No power yet. Maybe Monday.

Favorite part of movie is whhen Tina Turner says to Raggeddy Man(MadMax), "You can shovel **** cant you??"

Classic.
 
Hang in there Clark, and everybody else. May you shove poo many years to come :rollhappy:

I talked to my mom yesterday for the first time since the storm hit (her phone was down all week and she is technologically "challenged"). She lives well north of NYC in Peekskill, NY and said that conditions even there were very bad. In her words, "I can't ever remember any storm with this kind of power coming here". She's 79 and has a scary good memory.

She said that trees were down everywhere, the power was off for many folks (luckily not her), constant rainy conditions for over a week, "the worst winds I've ever experienced in my life", and on down the road. Moreover, folks are syphoning gas since there is a shortage. It seems like the days back in the early 70s during the embargo. My sister can get to work, but she barely has enough gas to get there and then runs the risk someone will take what little is left in her tank to get home!

As for the folks on the Jersey Shore and the hard hit parts of the city, my heart goes out to them. Storms like this can't really be planned for completely (nearly a 14 foot surge at the Battery!). What this storm tells me is that our system of things is delicate, easily damaged, and not to be taken for granted. The great earthquake and tsunami that happened here last year had the same message - modern society lives in a precarious balance with "nature".
 
Opinion- sport/profit.
Gas is available, if one is willing to wait.

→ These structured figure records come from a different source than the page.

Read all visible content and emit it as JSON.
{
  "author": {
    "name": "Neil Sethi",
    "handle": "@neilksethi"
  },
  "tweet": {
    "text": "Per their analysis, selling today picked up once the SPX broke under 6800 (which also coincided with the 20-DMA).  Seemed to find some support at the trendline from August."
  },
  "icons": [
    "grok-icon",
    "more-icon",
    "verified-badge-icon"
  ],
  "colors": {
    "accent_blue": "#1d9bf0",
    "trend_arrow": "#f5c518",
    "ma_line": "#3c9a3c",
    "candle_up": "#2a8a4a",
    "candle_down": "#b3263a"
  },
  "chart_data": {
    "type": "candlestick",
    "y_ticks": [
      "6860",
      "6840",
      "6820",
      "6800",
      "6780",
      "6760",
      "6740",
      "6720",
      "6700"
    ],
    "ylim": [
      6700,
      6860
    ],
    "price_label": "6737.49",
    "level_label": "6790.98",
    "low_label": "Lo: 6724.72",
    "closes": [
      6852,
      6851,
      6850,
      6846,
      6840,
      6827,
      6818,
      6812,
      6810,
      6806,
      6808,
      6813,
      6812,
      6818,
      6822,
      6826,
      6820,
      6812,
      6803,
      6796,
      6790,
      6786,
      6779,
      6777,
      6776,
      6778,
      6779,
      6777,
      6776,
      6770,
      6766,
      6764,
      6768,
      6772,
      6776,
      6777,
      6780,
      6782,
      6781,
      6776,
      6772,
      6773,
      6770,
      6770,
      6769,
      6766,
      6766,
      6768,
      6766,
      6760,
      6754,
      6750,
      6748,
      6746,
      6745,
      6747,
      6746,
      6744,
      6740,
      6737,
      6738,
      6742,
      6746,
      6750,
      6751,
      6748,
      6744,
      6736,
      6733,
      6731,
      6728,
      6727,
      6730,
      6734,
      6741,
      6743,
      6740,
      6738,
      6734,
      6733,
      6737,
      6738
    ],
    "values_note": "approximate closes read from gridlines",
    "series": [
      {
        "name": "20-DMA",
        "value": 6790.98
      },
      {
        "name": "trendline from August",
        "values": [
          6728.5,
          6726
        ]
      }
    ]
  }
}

I get logged out rather quick on the phone.
Sorry for short posts.
 
Tyrone- It seems like the hurricane was a surprise to NYC, but it wasn't. The discussion has been going on for years about hurricane preparation. In fact, over 15 years ago I attended a lecture at Queens College about how the NYC region was statistically overdue for a real "big one" (and no, this was actually not the "big one"!") The scenario of a major hurricane coming in on incoming high tide has been played out for years to the city, and in fact, the mayor took considerable heat for preparing for Irene as if it was the big one, when in fact it was nowhere near. But no, this was not the big one. The big one would be a Cat 4 storm coming in aiming square for the NY bight- with NY Harbor in the center- on incoming tide with 20-24' surge. I've been through quite a few hurricanes before- this one, as far as wind and rain goes, was not much...less, in fact than Irene. But the storm surge came on the full moon incoming tide. Landfall was made- well south of NYC- as high tide peaked. And remember....this was NOT the big one! But how much can you do with a walled off bulkheaded shoreline? All you can realistically do is plan for evacuations and anticipating the floodwaters. When the city was built, the occasional hurricane wouldn't cause that much damage. The city is built beyond colonial recognition now...and we had been spared bad hurricanes, but luck can only go so far.